The present pilot study needs some improvements to overcome limitations. As mentioned earlier, DAT and MCI were diagnosed by using only the clinical criteria, without the confirmation of amyloid- or tau-related biomarkers. However, we tried to exclude patients who have other causes causing cognitive impairments than AD throughout careful history taking, neurological examination, blood tests, MRI, and so on. Moreover, there was also a difference in NfL levels between amyloid PET (+) and (−), although not all participants performed amyloid PET. This pilot study, showing the difference of NfL levels across the clinical, cognitive spectrum, not in the biomarker-proven AD-continuum, would be augmented by further studies with biomarker confirmation. Second, the small sample size of each diagnostic group is another concern. We compared among three diagnostic groups of SCD, MCI, and DAT, and these results may serve as supplemental evidence for future clinical use of plasma NfL as a diagnostic biomarker. However, future studies with a big sample size including cognitively normal older adults will be beneficial. Although there were also differences in plasma NfL levels between Vascular MCI and VaD and between PD-no dementia and PD dementia in this study, we could not compare plasma NfL levels between more precisely subdivided groups such as MCI, DAT, Vascular MCI, VaD, PD-MCI, PD dementia, and all other neurodegenerative diseases. Third, the present study is cross-sectional, but was not longitudinally followed up. Higher NfL level caused by increased neuronal damage could predict AD progression with further longitudinal studies, which can confirm the utility of plasma NfL as a prognostic biomarker for AD neurodegeneration.

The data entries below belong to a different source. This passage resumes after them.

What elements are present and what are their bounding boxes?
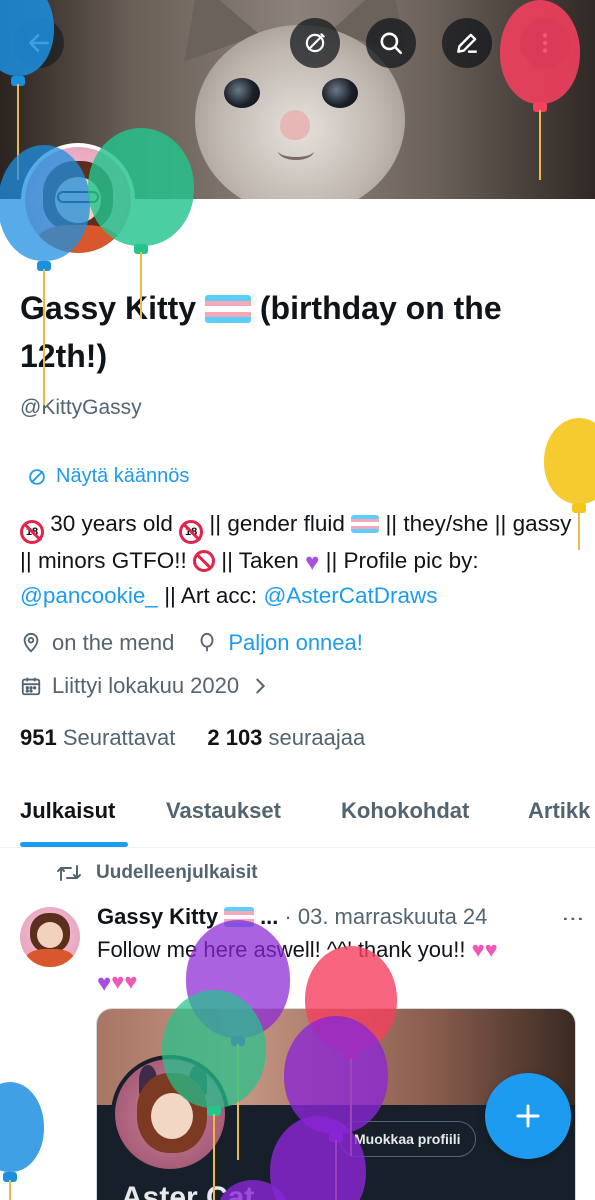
edit-icon: [457, 33, 477, 53]
post-author-avatar[interactable]: [20, 907, 80, 967]
location-pin-icon: [23, 632, 39, 653]
display-name-text: Gassy Kitty: [20, 290, 197, 326]
eighteen-plus-icon: 18: [179, 520, 204, 544]
active-tab-indicator: [20, 842, 128, 847]
media-display-name: Aster Cat: [121, 1181, 255, 1200]
media-edit-profile-button: Muokkaa profiili: [339, 1121, 476, 1157]
post-text: Follow me here aswell! ^^' thank you!! ♥…: [97, 934, 577, 1000]
back-button[interactable]: [14, 18, 64, 68]
more-icon: [542, 33, 548, 53]
profile-avatar[interactable]: [21, 143, 135, 257]
purple-heart-icon: ♥: [97, 970, 112, 997]
tab-replies[interactable]: Vastaukset: [166, 798, 281, 824]
repost-icon: [57, 865, 81, 881]
prohibited-icon: [192, 550, 215, 572]
trans-flag-icon: [351, 515, 380, 533]
two-hearts-icon: ♥♥: [111, 969, 138, 994]
chevron-right-icon: [256, 678, 266, 694]
plus-icon: [516, 1104, 540, 1128]
profile-meta-location: on the mend Paljon onnea!: [20, 630, 363, 656]
author-truncation: ...: [260, 904, 279, 929]
purple-heart-icon: ♥: [305, 549, 320, 576]
balloon-decoration: [0, 1082, 44, 1200]
translate-icon: [29, 468, 45, 485]
follow-stats: 951 Seurattavat 2 103 seuraajaa: [20, 725, 365, 751]
eighteen-plus-icon: 18: [20, 520, 44, 544]
search-icon: [380, 32, 403, 55]
media-avatar: [111, 1055, 229, 1173]
show-translation-link[interactable]: Näytä käännös: [26, 465, 189, 488]
show-translation-label: Näytä käännös: [56, 465, 190, 487]
tab-posts[interactable]: Julkaisut: [20, 798, 115, 824]
translate-button[interactable]: [290, 18, 340, 68]
edit-button[interactable]: [442, 18, 492, 68]
repost-label: Uudelleenjulkaisit: [96, 862, 258, 883]
post-header: Gassy Kitty ... · 03. marraskuuta 24: [97, 904, 487, 930]
translate-icon: [305, 33, 325, 53]
repost-indicator: Uudelleenjulkaisit: [56, 862, 258, 884]
location-text: on the mend: [52, 630, 175, 655]
trans-flag-icon: [204, 295, 251, 323]
tab-articles[interactable]: Artikk: [528, 798, 590, 824]
following-link[interactable]: 951 Seurattavat: [20, 725, 175, 751]
back-arrow-icon: [29, 34, 49, 52]
balloon-icon: [200, 632, 214, 652]
post-author-name[interactable]: Gassy Kitty: [97, 904, 218, 930]
tab-highlights[interactable]: Kohokohdat: [341, 798, 469, 824]
post-body: Follow me here aswell! ^^' thank you!!: [97, 937, 466, 962]
birthday-link[interactable]: Paljon onnea!: [228, 630, 363, 656]
trans-flag-icon: [224, 907, 255, 927]
profile-bio: 18 30 years old 18 || gender fluid || th…: [20, 511, 572, 608]
joined-text: Liittyi lokakuu 2020: [52, 673, 240, 698]
post-date[interactable]: · 03. marraskuuta 24: [284, 904, 487, 930]
mention-link[interactable]: @pancookie_: [20, 583, 158, 608]
profile-handle: @KittyGassy: [20, 396, 142, 419]
search-button[interactable]: [366, 18, 416, 68]
followers-link[interactable]: 2 103 seuraajaa: [207, 725, 365, 751]
calendar-icon: [21, 677, 41, 696]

Patient with higher NfL level can receive prompt treatment, because NfL levels might be an important biomarker to detect AD, other neurodegenerative dementia diseases, and VaD. However, its expression is detected among numerous neurodegenerative diseases. Rather than as a diagnostic biomarker, plasma NfL levels may be a potentially useful monitoring or prognostic biomarker for detecting changes in response to treatment.